Letshego vows to bounce back
By Hilary Mare
HAVING endured depressed financial results for the six months ending June 30 2020, Letshego Holdings Namibia Limited has said that it will focus on accelerating its digitisation agenda in order to harness operational efficiencies as well as extend its reach to its customer base while enhancing the customer experience.
For the same period, unaudited interim financial statements show that profit went down by at least 37 percent and net interest income down by three percent when compared to the same period last year.
“As the Covid-19 pandemic continues to unravel, economic conditions are anticipated to remain depressed over the medium term. In the existing low interest rate environment, margins are expected to be under pressure. To ensure sustainability during these turbulent times, Letshego is focusing on strengthening its competencies in the existing core business, improving organisational agility, cost discipline and refreshing its organisational design and approach to innovation,” the financial institution said adding that deposit mobilisation initiatives will continue as Letshego grows its deposit base.
Letshego, now listed on the Namibian Stock Exchange went on to say that while the group remains committed to delivering shareholder returns, the existing business environment calls for a more prudent approach in the preservation of capital.
“As such, Letshego’s approach to the road ahead will be underpinned by ensuring that the group’s capital is adequate to absorb potential shocks from the operating environment.”
In its financial results total revenue decreased by 23 percent and advances to customers grew by 18 percent. Cost to income ratio increased to 33 percent from 24 percent in 2019, as a result of the decline in total revenue.

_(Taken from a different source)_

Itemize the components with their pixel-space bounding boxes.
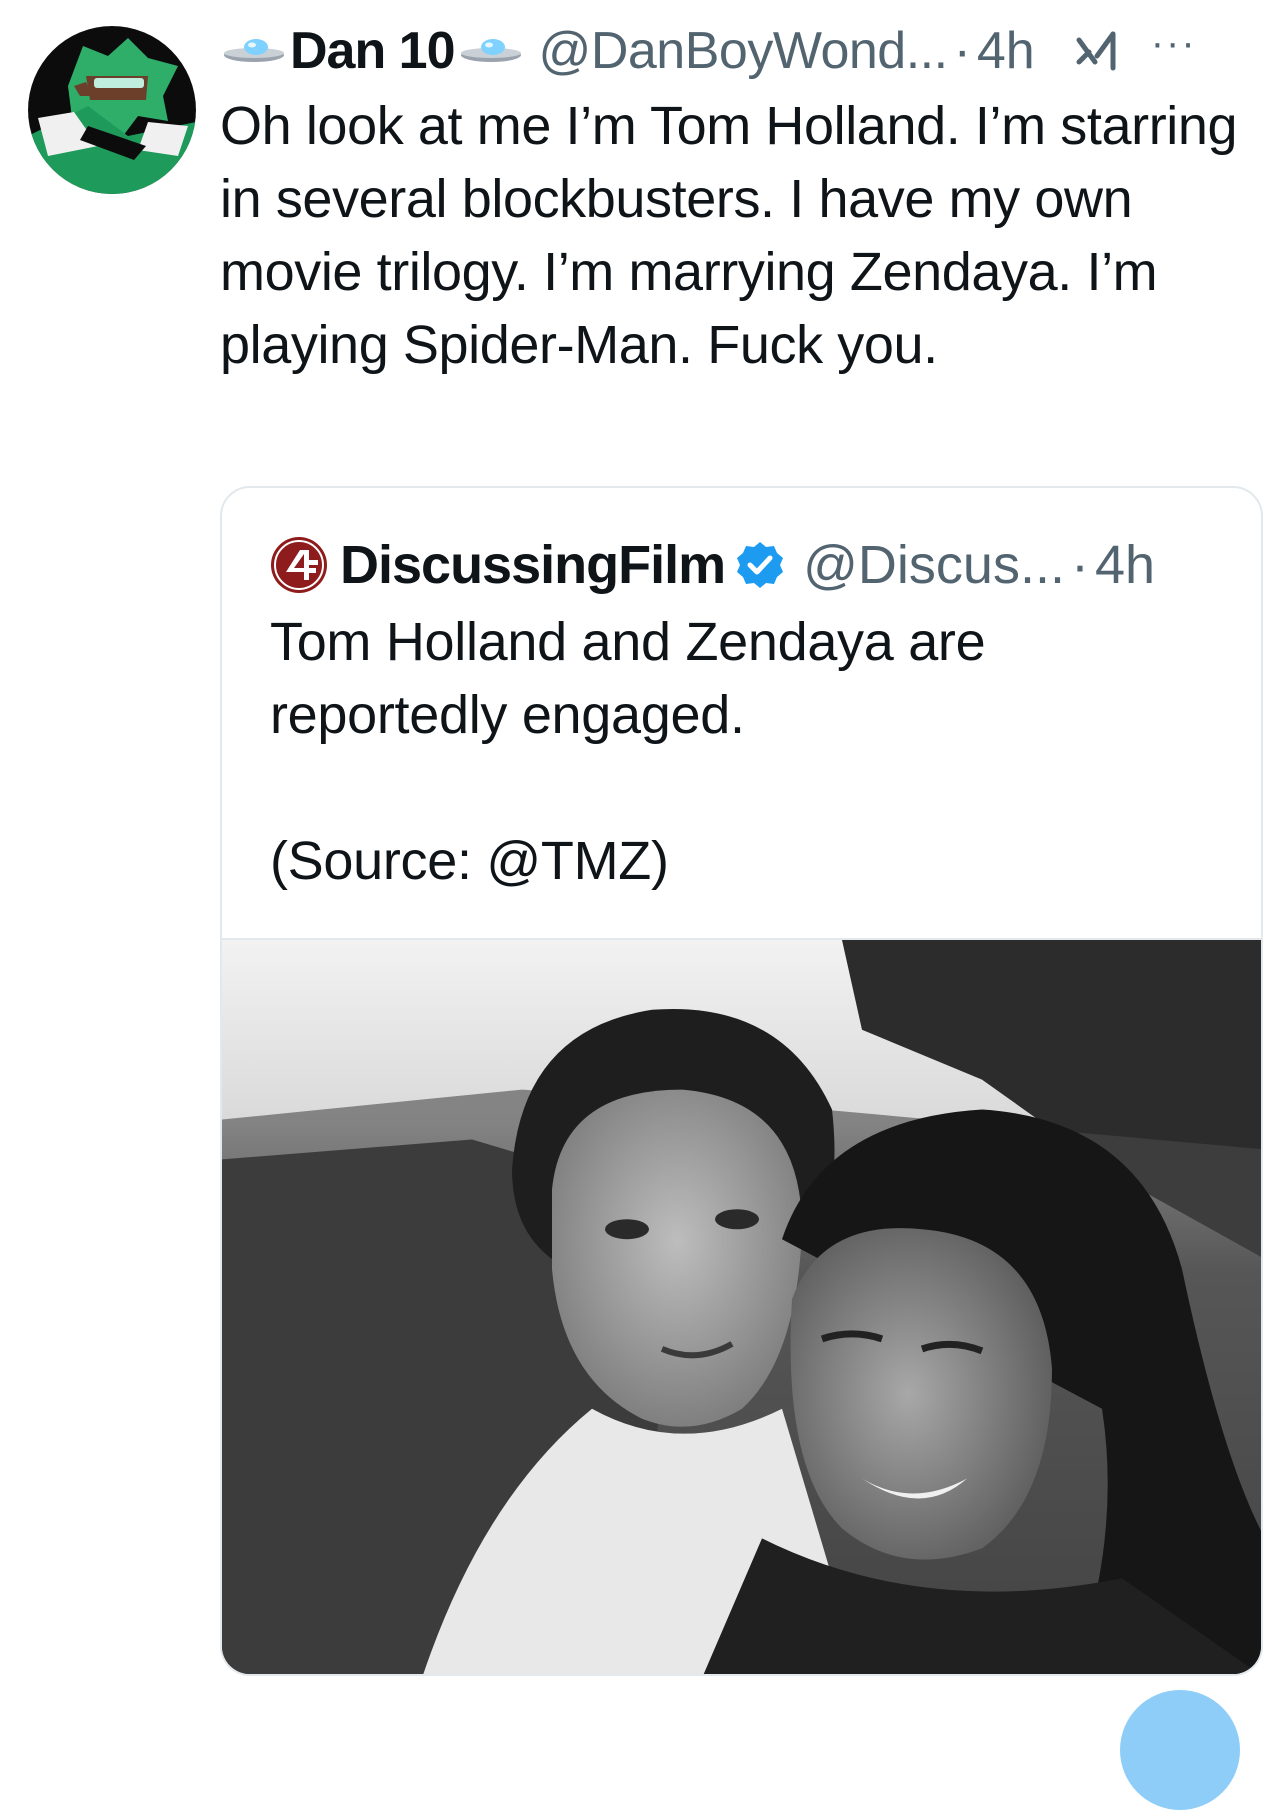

Impairment charge for the period was N$11.4 million, translating to a loan loss ratio (against average gross advances) of 0.4 percent. Furthermore, return on average equity was 11 percent and return on average assets was nine percent. Earnings and headline earnings per share of 30 cents were achieved, a decrease of 36 percent.
“As per existing dividend practice, no interim dividend is being declared,” the institution said.
On a positive note, Letshego noted that transactional LetsGo accounts increased by 59 percent from 12 590 as at December 31 2019 to 19 973 as of June 30. This mirrors the growth in retail deposits from N$43 million to N$65 million during the same period.
Contributions to Covid-19 assistance amounted to N$700 000 to the Government Relief Fund, N$100 000 earmarked for staff assistance and N$300 000 promised for further relief during the 2020 financial year.
“These declines were mainly driven by yield compression as overall interest rates on advances declined. At the same time, revenues from cell captive arrangements declined due to higher loan write-offs as well as reduced insurance default cover premiums. Although growth in operational expenses was minimal at three percent, this was outweighed by the significant drop in revenue,” a statement on the financial results released last week reads in part.